MR GAME: I have some problems in October, I think, your Honour, but ‑ ‑ ‑
HER HONOUR: There is no problem about getting the books ready or anything of that nature is what I am saying?
MR JACKSON: I should not think so, your Honour.
MR GAME: It depends what goes in the books, I suppose, yes, but ‑ ‑ ‑
HER HONOUR: Well, what I would envisage at this stage is that Mr Jackson put on whatever material he will wish to rely on and it will be open to you to argue at that stage whatever you argue by reference to his material and to indicate to the Court that it has been agreed that if special leave were granted, which you do not consent to, of course, that liberty would be reserved to you to move for its revocation on the basis of other evidence.
MR GAME: Yes, your Honour.
HER HONOUR: And that in the event that special leave were not revoked, it would be necessary for steps to be taken for other evidence to be made available.
MR GAME: Yes, your Honour. Could I just mention one other thing?
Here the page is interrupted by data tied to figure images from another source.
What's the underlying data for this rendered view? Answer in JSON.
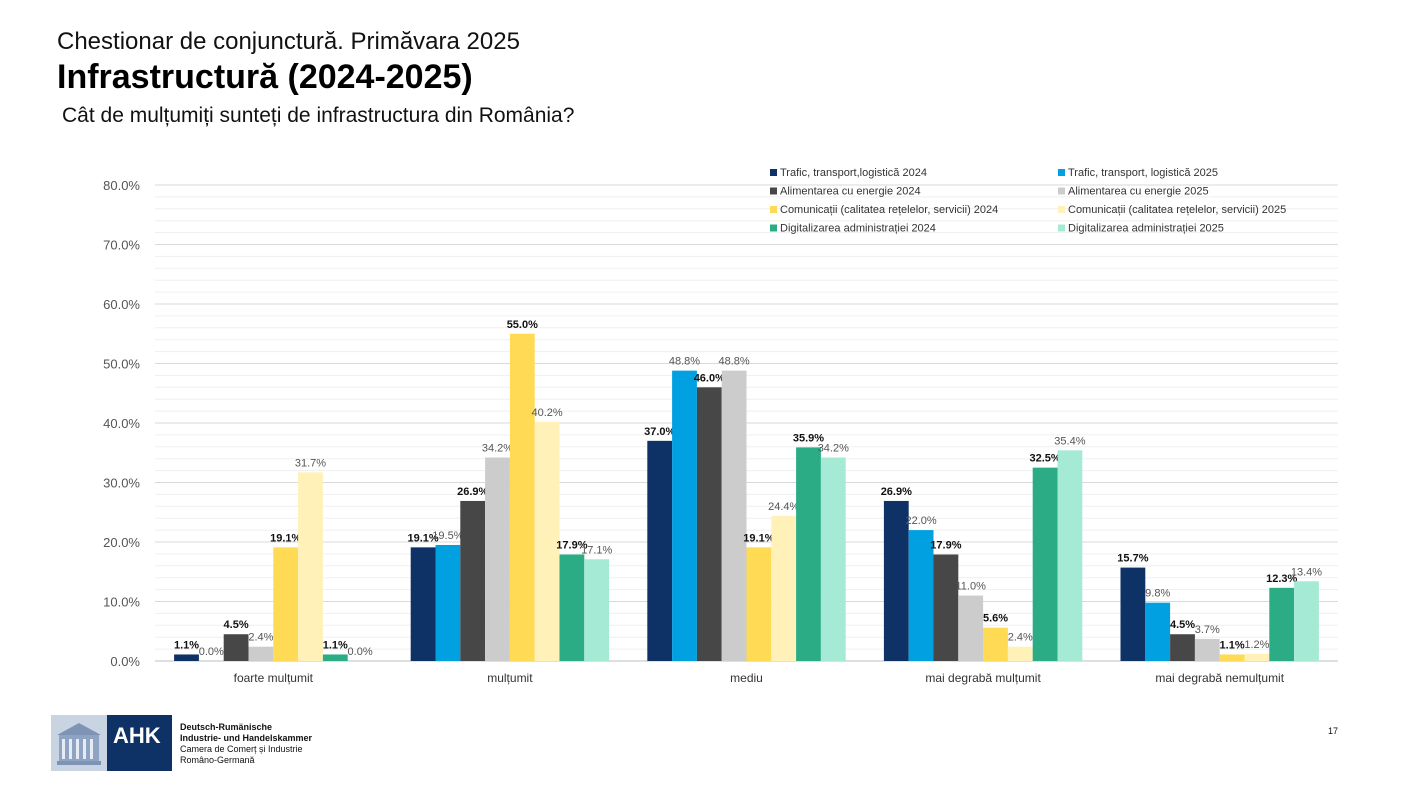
{
  "header": {
    "kicker": "Chestionar de conjunctură. Primăvara 2025",
    "title": "Infrastructură (2024-2025)",
    "question": "Cât de mulțumiți sunteți de infrastructura din România?"
  },
  "chart_data": {
    "type": "bar",
    "categories": [
      "foarte mulțumit",
      "mulțumit",
      "mediu",
      "mai degrabă mulțumit",
      "mai degrabă nemulțumit"
    ],
    "ylim": [
      0,
      80
    ],
    "yticks": [
      "0.0%",
      "10.0%",
      "20.0%",
      "30.0%",
      "40.0%",
      "50.0%",
      "60.0%",
      "70.0%",
      "80.0%"
    ],
    "grid": true,
    "legend_position": "top-right",
    "series": [
      {
        "name": "Trafic, transport,logistică 2024",
        "color": "#0f3266",
        "values": [
          1.1,
          19.1,
          37.0,
          26.9,
          15.7
        ],
        "labels": [
          "1.1%",
          "19.1%",
          "37.0%",
          "26.9%",
          "15.7%"
        ]
      },
      {
        "name": "Trafic, transport, logistică 2025",
        "color": "#00a0e1",
        "values": [
          0.0,
          19.5,
          48.8,
          22.0,
          9.8
        ],
        "labels": [
          "0.0%",
          "19.5%",
          "48.8%",
          "22.0%",
          "9.8%"
        ]
      },
      {
        "name": "Alimentarea cu energie 2024",
        "color": "#474747",
        "values": [
          4.5,
          26.9,
          46.0,
          17.9,
          4.5
        ],
        "labels": [
          "4.5%",
          "26.9%",
          "46.0%",
          "17.9%",
          "4.5%"
        ]
      },
      {
        "name": "Alimentarea cu energie 2025",
        "color": "#cccccc",
        "values": [
          2.4,
          34.2,
          48.8,
          11.0,
          3.7
        ],
        "labels": [
          "2.4%",
          "34.2%",
          "48.8%",
          "11.0%",
          "3.7%"
        ]
      },
      {
        "name": "Comunicații (calitatea rețelelor, servicii) 2024",
        "color": "#ffda55",
        "values": [
          19.1,
          55.0,
          19.1,
          5.6,
          1.1
        ],
        "labels": [
          "19.1%",
          "55.0%",
          "19.1%",
          "5.6%",
          "1.1%"
        ]
      },
      {
        "name": "Comunicații (calitatea rețelelor, servicii) 2025",
        "color": "#fff1b8",
        "values": [
          31.7,
          40.2,
          24.4,
          2.4,
          1.2
        ],
        "labels": [
          "31.7%",
          "40.2%",
          "24.4%",
          "2.4%",
          "1.2%"
        ]
      },
      {
        "name": "Digitalizarea administrației 2024",
        "color": "#2bac84",
        "values": [
          1.1,
          17.9,
          35.9,
          32.5,
          12.3
        ],
        "labels": [
          "1.1%",
          "17.9%",
          "35.9%",
          "32.5%",
          "12.3%"
        ]
      },
      {
        "name": "Digitalizarea administrației 2025",
        "color": "#a5ead4",
        "values": [
          0.0,
          17.1,
          34.2,
          35.4,
          13.4
        ],
        "labels": [
          "0.0%",
          "17.1%",
          "34.2%",
          "35.4%",
          "13.4%"
        ]
      }
    ]
  },
  "footer": {
    "logo_abbr": "AHK",
    "org_lines": [
      "Deutsch-Rumänische",
      "Industrie- und Handelskammer",
      "Camera de Comerț și Industrie",
      "Româno-Germană"
    ],
    "page_number": "17"
  }
}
In the submissions that were filed by the applicant, the case was really put on the basis of an exception to Mickelberg and Scott Fell and the argument has developed substantially since then and I just wonder whether or not my friend might particularise what the nature of the exceptions or exception are that are proposed in respect to Mickelberg.
MR JACKSON: Your Honour, I had intended to convey earlier that we would need to amend our summary of argument to accommodate the arguments which we, in fact, wish to put and I was hoping that your Honour would cover that by the 14-day - - -
HER HONOUR: Yes, the summary of argument, and the draft grounds of appeal, or are they sufficient?
MR JACKSON: There are some there, your Honour, that I think are okay but I may need to amend them slightly.
HER HONOUR: And that will disclose all that is required to Mr Game?
MR JACKSON: Your Honour, if I can just put it shortly: the point we would seek to make is that a relevant exception to Mickelberg would be the notion that Mickelberg is concerned with further evidence going to the substantive issues in the case, as distinct from something which goes to, (a) the commencement and, (b) the propriety of the whole trial, such as the mental state and ability to plead of the accused.
HER HONOUR: Yes, thank you. Very well, I think there is nothing further. I should certify for the attendance of counsel, I suppose, but I do not think there is any need to do anything further, is there?
MR JACKSON: No, your Honour.
HER HONOUR: The matter can be restored to the list for further directions on seven days notice, should that prove necessary. Very well, the Court will now adjourn.